Integrating Remote Sensing and Field Measurements to Identify Environmental Nonstationarity on Interior Alaska DoD Training Lands
Jennifer Watts | The Woods Hole Research Center
The objective of this project is to develop an environmental change analysis framework integrating decadal, multi-scale satellite remote sensing and field observations to identify and characterize abrupt and longer-term ecosystem shifts across Department of Defense (DoD) lands. The research team will do this by applying statistical time series change detection and down-scaling methods to critical Earth System Indicators. This work will improve the understanding of non-stationary across spatial and temporal scales, and will identify terrains on DoD lands that are most vulnerable to change under a warming climate.

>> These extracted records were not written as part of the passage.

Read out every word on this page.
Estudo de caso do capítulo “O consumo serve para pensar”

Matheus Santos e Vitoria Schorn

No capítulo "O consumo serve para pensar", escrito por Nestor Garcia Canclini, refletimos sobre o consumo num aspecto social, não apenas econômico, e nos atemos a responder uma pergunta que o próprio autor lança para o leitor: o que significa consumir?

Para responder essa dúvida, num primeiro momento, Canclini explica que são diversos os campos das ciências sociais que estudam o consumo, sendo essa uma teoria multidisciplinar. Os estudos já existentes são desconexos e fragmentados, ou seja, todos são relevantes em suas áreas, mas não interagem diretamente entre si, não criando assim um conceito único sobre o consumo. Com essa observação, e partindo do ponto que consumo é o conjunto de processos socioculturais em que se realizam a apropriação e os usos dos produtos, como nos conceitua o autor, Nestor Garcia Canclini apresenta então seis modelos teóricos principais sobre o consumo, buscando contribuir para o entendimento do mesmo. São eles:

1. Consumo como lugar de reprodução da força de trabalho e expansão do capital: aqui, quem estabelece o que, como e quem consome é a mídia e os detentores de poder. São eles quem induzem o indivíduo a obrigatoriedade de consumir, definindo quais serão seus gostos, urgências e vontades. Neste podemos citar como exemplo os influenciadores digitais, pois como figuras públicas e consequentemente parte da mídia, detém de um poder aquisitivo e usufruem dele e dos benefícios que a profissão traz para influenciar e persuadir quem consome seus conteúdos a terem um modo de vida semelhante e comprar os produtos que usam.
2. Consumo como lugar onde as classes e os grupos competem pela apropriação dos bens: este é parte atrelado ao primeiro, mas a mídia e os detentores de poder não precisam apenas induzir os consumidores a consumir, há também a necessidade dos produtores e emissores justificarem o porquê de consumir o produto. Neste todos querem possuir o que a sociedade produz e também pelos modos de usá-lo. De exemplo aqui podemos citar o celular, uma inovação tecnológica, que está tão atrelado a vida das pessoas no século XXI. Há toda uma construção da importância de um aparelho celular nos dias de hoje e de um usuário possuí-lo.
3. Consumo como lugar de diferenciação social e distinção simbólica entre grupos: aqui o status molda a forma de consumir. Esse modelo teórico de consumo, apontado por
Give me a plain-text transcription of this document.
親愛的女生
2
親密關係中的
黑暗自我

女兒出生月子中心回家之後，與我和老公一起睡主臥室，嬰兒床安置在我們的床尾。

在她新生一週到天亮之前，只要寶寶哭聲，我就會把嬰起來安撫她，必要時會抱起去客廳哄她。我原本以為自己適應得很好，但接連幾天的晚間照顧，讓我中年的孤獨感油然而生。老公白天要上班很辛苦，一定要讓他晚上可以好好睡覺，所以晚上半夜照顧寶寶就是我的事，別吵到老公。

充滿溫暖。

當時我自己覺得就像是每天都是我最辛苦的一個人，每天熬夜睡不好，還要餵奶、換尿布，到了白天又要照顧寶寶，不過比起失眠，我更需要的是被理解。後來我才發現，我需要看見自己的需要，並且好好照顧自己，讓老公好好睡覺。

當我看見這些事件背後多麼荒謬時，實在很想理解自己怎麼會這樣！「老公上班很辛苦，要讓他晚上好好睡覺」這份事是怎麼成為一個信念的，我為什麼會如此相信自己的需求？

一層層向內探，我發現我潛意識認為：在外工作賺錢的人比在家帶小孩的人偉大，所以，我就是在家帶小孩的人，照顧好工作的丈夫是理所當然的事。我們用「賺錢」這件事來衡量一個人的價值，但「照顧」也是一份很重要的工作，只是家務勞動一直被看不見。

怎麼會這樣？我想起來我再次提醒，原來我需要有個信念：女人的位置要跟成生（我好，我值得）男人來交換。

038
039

The first objective is to identify and characterize heterogeneity in landscape change occurring on DoD training lands in Interior Alaska. The research team will do this by integrating observations from optical and microwave satellite remote sensing with existing in-field monitoring efforts. The second objective is to detect shifts in ecosystem thermal properties, flood events, landscape water stress, and vegetation productivity through comprehensive time series data analysis. The third objective is to apply advanced spatiotemporal down-scaling methods to produce finer resolution (e.g. 500-m) fused optical and microwave Earth System Indicators that will provide better detection of change occurrence of terrain warming, ecosystem wetting or drying and vegetation decline.
This project will provide land managers and infrastructure planners with a new geospatial change analysis platform to identify the location, trajectory and characteristics (e.g. distribution shape), and underlying drivers of ecosystem shifts occurring within DoD terrains. The resulting change maps and terrain delineations can be readily included in DoD supported geographic systems including the Geographic Information Supporting Military Operations (GISMO) platform. This framework will initially be applied for cold regions in Interior Alaska, but can be readily modified to provide change detection support for other geographic locations.